Roustabouts/Roughnecks

Roustabouts and roughnecks are the low men on the totem pole on an oil rig. They are both general laborers, with the roughneck being the more experienced or senior of the two positions.

Is offshore drilling bad? ›

Offshore drilling is risky business. It can have devastating impacts on oceans and coastal communities. It's also expensive. But fossil fuel companies are willing to pay the price to access the potentially large reserves under the seafloor.

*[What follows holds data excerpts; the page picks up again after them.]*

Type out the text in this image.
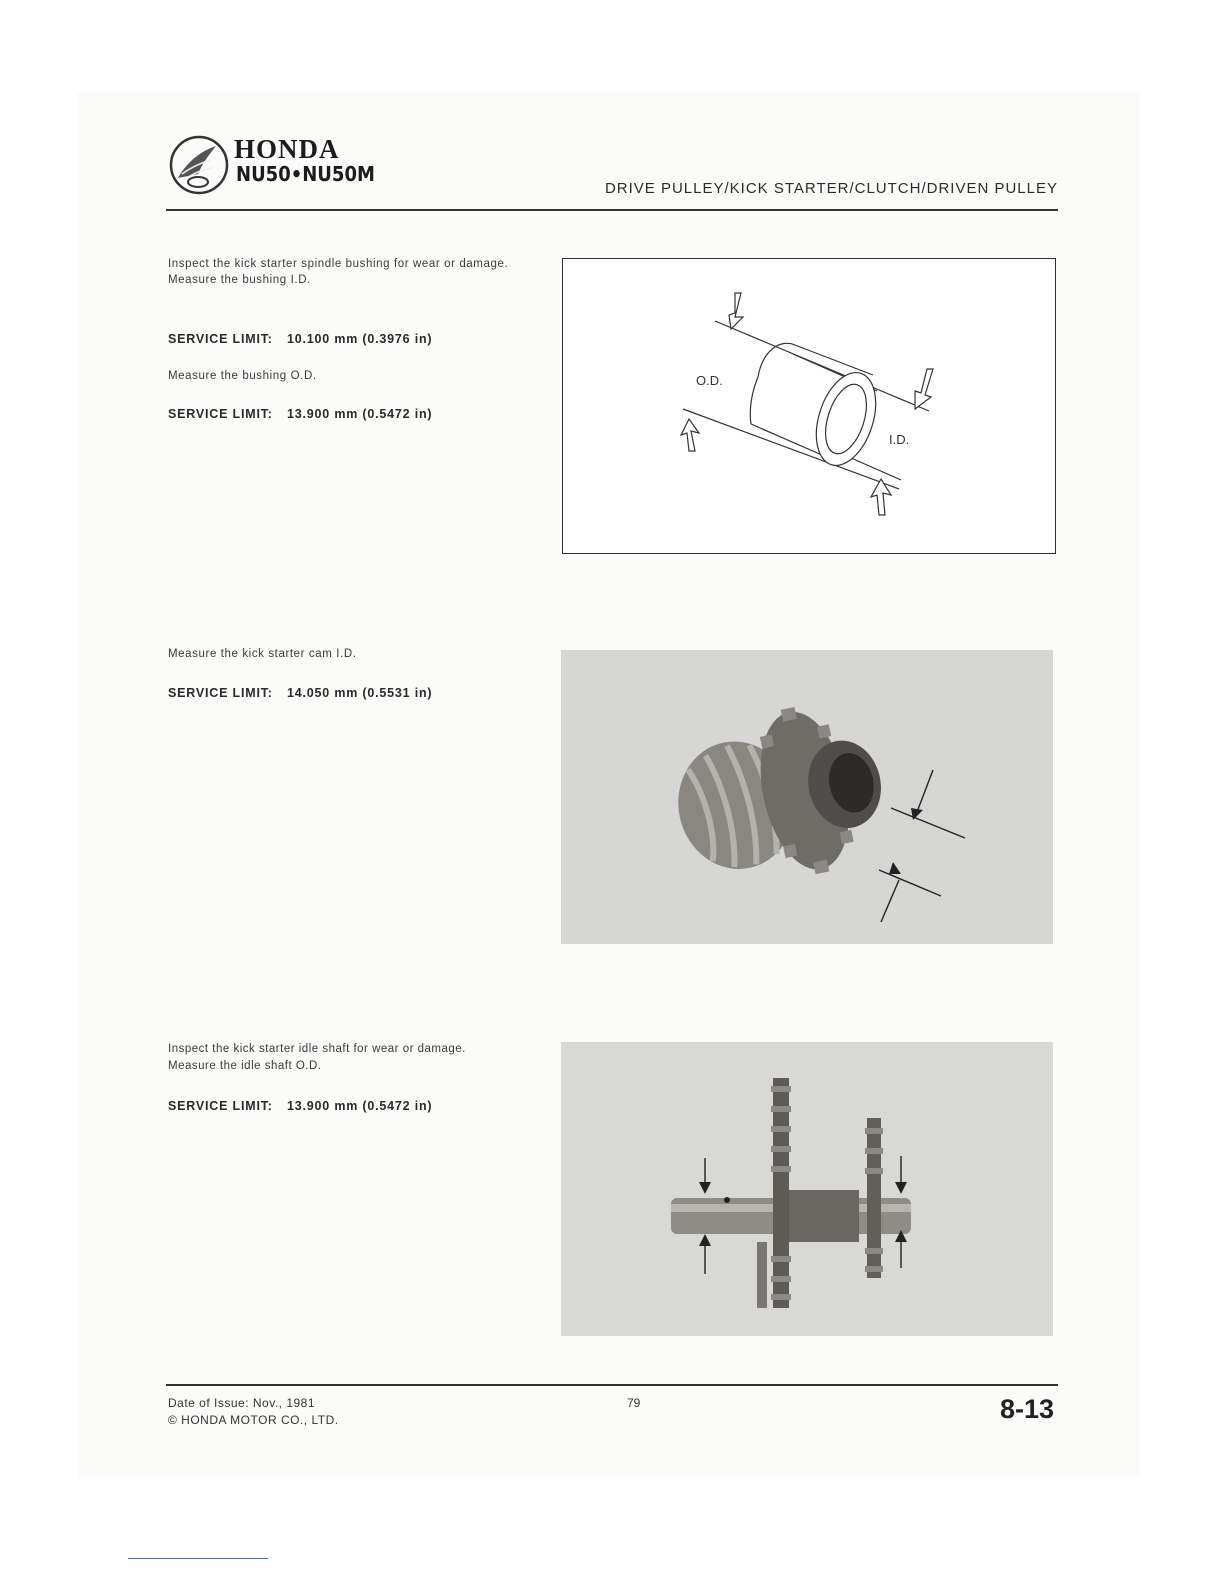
HONDA
NU50•NU50M
DRIVE PULLEY/KICK STARTER/CLUTCH/DRIVEN PULLEY

Inspect the kick starter spindle bushing for wear or damage.

Measure the bushing I.D.

SERVICE LIMIT: 10.100 mm (0.3976 in)
Measure the bushing O.D.
SERVICE LIMIT: 13.900 mm (0.5472 in)
O.D.
I.D.
Measure the kick starter cam I.D.
SERVICE LIMIT: 14.050 mm (0.5531 in)
Inspect the kick starter idle shaft for wear or damage.
Measure the idle shaft O.D.
SERVICE LIMIT: 13.900 mm (0.5472 in)
Date of Issue: Nov., 1981
© HONDA MOTOR CO., LTD.
79	8-13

What is the highest salary on an offshore oil rig? ›

A starting roustabout can make over $50,000 USD a year and receive training if they show commitment to staying in the industry. For those with specialized skills and experience, such as drilling engineers and underground pipefitters, salary levels can reach as high as $200,000 USD.

Is it hard to get into the oil industry? ›

Many entry-level oil field positions require you to be in decent physical shape with the ability to lift at least 50 pounds to complete your duties. You must be at least 18 years old with a valid driver's license. You must also be willing to work long hours and operate machinery.

What is the physical fitness test at the oil field? ›

An OGUK physical consists of several components, including a patient history questionnaire, a standard physical examination, urinalysis, BMI measurement, lung function testing, hearing testing, and vision testing.

What is the forecast for offshore oil rigs? ›

Evercore predicts that spending on exploring and producing oil and gas offshore will grow significantly, possibly exceeding $200 billion in 2024 and even reaching $234 billion by 2027. This growth is expected to impact various aspects of offshore drilling, including the number of rigs, support vessels and daily rates.

What is the future outlook for offshore drilling? ›

The global offshore drilling market size was valued at USD 33.22 billion in 2022. The market is projected to grow from USD 36.52 billion in 2023 to USD 65.63 billion by 2030, exhibiting a CAGR of 8.7% during the forecast period..

What is the forecast for offshore oil and gas capex? ›

Offshore E&P capex is expected to exceed $200 billion in 2024 and reach $234 billion by the end of 2027, says Evercore.

What is the future outlook for oil and gas? ›

We forecast that global oil inventories will begin increasing at an average of 0.4 million b/d in 2Q25 and will increase by 0.6 million b/d in the second half of 2025. As a result, we expect oil prices will increase to an average of $87/b in 4Q24 and $88/b in 1Q25.